Op grond van haar onderzoek overweegt en beslist de beroepscommissie als volgt:

1. De inhoud van het beroep
De klacht, zoals neergelegd in het verzoek om bemiddeling aan de medisch adviseur d.d. 10 augustus 2001, betreft het niet verstrekken van wondverzorgingsmiddelen.
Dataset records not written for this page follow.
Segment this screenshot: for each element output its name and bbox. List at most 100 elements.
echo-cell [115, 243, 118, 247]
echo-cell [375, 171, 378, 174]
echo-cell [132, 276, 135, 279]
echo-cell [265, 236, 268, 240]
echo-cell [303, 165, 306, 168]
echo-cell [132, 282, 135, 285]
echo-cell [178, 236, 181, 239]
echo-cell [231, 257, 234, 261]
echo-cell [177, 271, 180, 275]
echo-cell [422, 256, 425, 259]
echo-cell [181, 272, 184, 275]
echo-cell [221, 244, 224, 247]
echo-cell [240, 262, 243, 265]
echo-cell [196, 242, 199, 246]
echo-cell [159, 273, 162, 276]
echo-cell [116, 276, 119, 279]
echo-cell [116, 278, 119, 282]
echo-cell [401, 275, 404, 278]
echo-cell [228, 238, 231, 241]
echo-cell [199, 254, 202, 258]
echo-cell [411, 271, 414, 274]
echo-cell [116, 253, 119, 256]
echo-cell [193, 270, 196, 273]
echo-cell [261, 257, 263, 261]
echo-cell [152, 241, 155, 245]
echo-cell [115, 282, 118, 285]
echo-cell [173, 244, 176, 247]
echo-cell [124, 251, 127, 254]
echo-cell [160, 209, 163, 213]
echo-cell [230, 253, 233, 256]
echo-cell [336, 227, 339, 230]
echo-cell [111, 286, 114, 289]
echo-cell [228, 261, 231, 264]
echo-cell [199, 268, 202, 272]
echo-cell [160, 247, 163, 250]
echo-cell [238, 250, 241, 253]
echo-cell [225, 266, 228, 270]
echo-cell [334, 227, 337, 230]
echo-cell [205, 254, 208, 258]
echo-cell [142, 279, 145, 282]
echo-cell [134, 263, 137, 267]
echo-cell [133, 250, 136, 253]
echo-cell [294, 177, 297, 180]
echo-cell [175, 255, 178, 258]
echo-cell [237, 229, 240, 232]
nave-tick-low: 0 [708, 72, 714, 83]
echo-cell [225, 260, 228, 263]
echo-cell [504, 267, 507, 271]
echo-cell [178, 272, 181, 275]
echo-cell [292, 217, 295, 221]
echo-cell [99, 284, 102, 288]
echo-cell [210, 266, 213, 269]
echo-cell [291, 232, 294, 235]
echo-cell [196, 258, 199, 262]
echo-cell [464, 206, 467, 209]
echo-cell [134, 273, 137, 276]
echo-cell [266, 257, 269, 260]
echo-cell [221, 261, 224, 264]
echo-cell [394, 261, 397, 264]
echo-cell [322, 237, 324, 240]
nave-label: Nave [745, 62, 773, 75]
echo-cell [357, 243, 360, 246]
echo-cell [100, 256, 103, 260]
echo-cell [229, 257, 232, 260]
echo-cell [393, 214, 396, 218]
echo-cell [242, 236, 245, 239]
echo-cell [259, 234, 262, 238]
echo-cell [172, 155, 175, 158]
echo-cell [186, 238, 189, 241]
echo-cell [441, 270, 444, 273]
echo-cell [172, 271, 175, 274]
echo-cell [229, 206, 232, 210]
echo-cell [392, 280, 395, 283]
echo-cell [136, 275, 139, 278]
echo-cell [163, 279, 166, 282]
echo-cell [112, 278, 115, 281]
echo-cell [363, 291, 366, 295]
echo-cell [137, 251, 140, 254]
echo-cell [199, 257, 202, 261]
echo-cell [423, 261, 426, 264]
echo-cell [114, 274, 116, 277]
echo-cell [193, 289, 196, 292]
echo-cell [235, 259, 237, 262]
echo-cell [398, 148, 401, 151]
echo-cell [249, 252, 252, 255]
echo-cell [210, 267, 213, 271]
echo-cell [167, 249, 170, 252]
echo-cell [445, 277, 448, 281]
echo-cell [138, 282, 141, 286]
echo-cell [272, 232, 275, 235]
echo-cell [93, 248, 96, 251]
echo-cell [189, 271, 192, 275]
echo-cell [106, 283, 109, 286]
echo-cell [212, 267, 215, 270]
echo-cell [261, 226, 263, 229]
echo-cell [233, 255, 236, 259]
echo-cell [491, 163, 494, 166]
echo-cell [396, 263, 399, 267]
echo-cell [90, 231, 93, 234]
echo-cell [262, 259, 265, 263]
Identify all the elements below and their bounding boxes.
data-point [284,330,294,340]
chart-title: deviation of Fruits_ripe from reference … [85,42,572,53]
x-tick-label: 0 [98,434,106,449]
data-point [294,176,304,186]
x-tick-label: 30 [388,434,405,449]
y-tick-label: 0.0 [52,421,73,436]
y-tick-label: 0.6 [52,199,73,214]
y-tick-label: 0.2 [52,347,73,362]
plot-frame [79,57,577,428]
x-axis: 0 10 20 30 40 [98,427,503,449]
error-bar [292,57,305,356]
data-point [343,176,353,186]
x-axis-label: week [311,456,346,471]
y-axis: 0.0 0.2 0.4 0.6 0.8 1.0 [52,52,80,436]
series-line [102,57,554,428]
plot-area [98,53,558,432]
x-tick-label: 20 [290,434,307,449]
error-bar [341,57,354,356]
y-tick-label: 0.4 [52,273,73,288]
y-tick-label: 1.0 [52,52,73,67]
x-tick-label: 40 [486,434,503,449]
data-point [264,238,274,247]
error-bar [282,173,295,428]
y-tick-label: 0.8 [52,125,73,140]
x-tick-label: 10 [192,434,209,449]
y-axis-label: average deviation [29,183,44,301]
2. De standpunten van klager en de inrichtingsarts
Klager heeft zijn klacht als volgt toegelicht. De medische dienst schuift klagers huidproblemen te gemakkelijk op de lange baan en geeft hem geen uitsluitsel waardoor de klachten zijn ontstaan. Klager mag de wondverzorgingsmiddelenniet zelf aanschaffen. Hij heeft uiteindelijk op 15 oktober 2001 als antwoord op zijn herhaalde verzoeken een potje zinkzalf gekregen.

3. De beoordeling
De beroepscommissie overweegt dat klager bekend is met huidproblemen. Hij heeft tijdens zijn detentie twee maal een dermatoloog geconsulteerd. De klachten zijn echter blijven bestaan. De medische dienst was niet bekend met het feitdat klager om middelen voor zijn huidaandoening had gevraagd. Bij het bezoek aan de dermatoloog half oktober 2001 is er een samengestelde zalf voorgeschreven.
De beroepscommissie overweegt op grond van voorgaande dat het handelen van de medische dienst niet kan worden aangemerkt als in strijd met de in artikel 28 PM neergelegde norm. Zij zal het beroep derhalve ongegrond verklaren.

4. De uitspraak
De beroepscommissie verklaart het beroep ongegrond.

Aldus gedaan door de beroepscommissie voornoemd, bestaande uit mr. Chr.M. Aarts, voorzitter, F.M.M. van Exter en drs. H.P.J. Vos, leden, in tegenwoordigheid van mr. M. Schoone, secretaris, op 26 juni 2002.